Ne have known for a long time that we could reach a point where the number of humans on Earth would be so large that it would be impossible to feed them all. By 2050, the world's population is expected to reach 9.1 billion people, and the Food and Agriculture Organization of the United Nations (FAO) predicts that by then the world will be will need to produce 70 % more food. than it is today to feed all these people. This 2050 deadline is the one that scientists and organizations such as FAO and Oxfam usually cite as the year when the world will run out of food.
 
But, according to Gro IntelligenceThe problem with most food insecurity assessments is that they are based on mass and weight, not nutritional value. Why is this? Because that would be easier to calculate. But what we care about in food," says Menker, "is the nutritional value. Not all foods are equal, even if they weigh the same. »
 
It argues that if we consider the nutritional value of current food production, global food security is already more precarious than we thought. Moreover, population and economic growth in China, India and African countries will exacerbate this trend as they continue to grow as net food importers.
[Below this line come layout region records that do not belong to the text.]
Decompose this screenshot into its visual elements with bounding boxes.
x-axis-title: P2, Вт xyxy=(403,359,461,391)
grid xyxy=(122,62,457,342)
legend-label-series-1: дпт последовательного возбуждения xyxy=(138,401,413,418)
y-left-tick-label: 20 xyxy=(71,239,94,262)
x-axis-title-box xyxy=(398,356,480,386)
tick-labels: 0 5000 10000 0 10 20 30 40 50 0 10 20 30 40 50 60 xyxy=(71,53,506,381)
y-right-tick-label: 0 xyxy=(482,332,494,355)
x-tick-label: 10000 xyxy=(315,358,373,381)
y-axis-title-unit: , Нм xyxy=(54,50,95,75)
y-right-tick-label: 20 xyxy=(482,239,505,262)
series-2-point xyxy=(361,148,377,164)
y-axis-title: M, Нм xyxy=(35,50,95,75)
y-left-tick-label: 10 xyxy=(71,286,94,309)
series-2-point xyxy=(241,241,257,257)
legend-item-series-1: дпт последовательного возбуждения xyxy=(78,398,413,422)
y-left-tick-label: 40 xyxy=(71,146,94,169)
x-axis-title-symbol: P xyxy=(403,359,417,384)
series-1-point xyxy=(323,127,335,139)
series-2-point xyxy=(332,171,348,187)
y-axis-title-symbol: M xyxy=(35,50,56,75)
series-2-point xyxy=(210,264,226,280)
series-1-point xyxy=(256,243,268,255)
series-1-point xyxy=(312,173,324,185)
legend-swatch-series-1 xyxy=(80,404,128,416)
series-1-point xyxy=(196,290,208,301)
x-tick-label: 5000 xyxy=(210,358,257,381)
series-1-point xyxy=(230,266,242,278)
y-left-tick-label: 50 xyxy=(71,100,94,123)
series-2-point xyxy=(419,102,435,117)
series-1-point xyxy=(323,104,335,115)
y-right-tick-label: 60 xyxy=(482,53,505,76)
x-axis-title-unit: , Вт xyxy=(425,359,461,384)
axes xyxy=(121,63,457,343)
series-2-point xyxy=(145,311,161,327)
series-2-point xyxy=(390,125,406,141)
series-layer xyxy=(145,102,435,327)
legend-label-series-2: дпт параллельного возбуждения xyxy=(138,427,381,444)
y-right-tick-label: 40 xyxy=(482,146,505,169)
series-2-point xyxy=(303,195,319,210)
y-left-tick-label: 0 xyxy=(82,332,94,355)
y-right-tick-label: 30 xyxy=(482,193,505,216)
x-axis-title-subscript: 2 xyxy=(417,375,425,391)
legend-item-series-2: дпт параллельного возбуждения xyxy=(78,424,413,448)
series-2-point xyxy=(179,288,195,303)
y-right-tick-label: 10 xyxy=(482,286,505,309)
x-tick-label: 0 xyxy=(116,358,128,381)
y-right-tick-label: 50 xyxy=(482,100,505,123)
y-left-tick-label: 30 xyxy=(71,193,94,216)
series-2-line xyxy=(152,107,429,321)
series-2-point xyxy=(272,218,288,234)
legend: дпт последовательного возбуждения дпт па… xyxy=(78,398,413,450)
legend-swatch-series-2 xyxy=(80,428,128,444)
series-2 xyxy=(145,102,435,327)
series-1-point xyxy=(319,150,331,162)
The year 2023, says the director of Gro Intelligence, is the point of convergence of population growth in these three areas.
 
By 2023, the population of China, India and Africa will make up more than half of the world's population. Africa already has to import food and by 2023 India, which does not currently import, will have to start importing food. In China, population growth will eventually stabilize, but the country's overall caloric intake will continue to increase until the early 2020s. In recent years, the Chinese have started adding more and more meat - and especially red meat - to their diet. High-calorie foods that they used to eat little before. Predictions converge on the assumption that more and more Chinese will demand this type of high-calorie diet.
 
In 2023, even if all the surplus production from Europe, North America and South America were exported only to China, India and Africa, it would still not be enough, says Sara Menker. Four years later, she predicts a shortage of 214 trillion calories. Menker compares that figure to the calories provided by 379 billion Big Mac hamburgers, more than McDonald's has produced in its lifetime.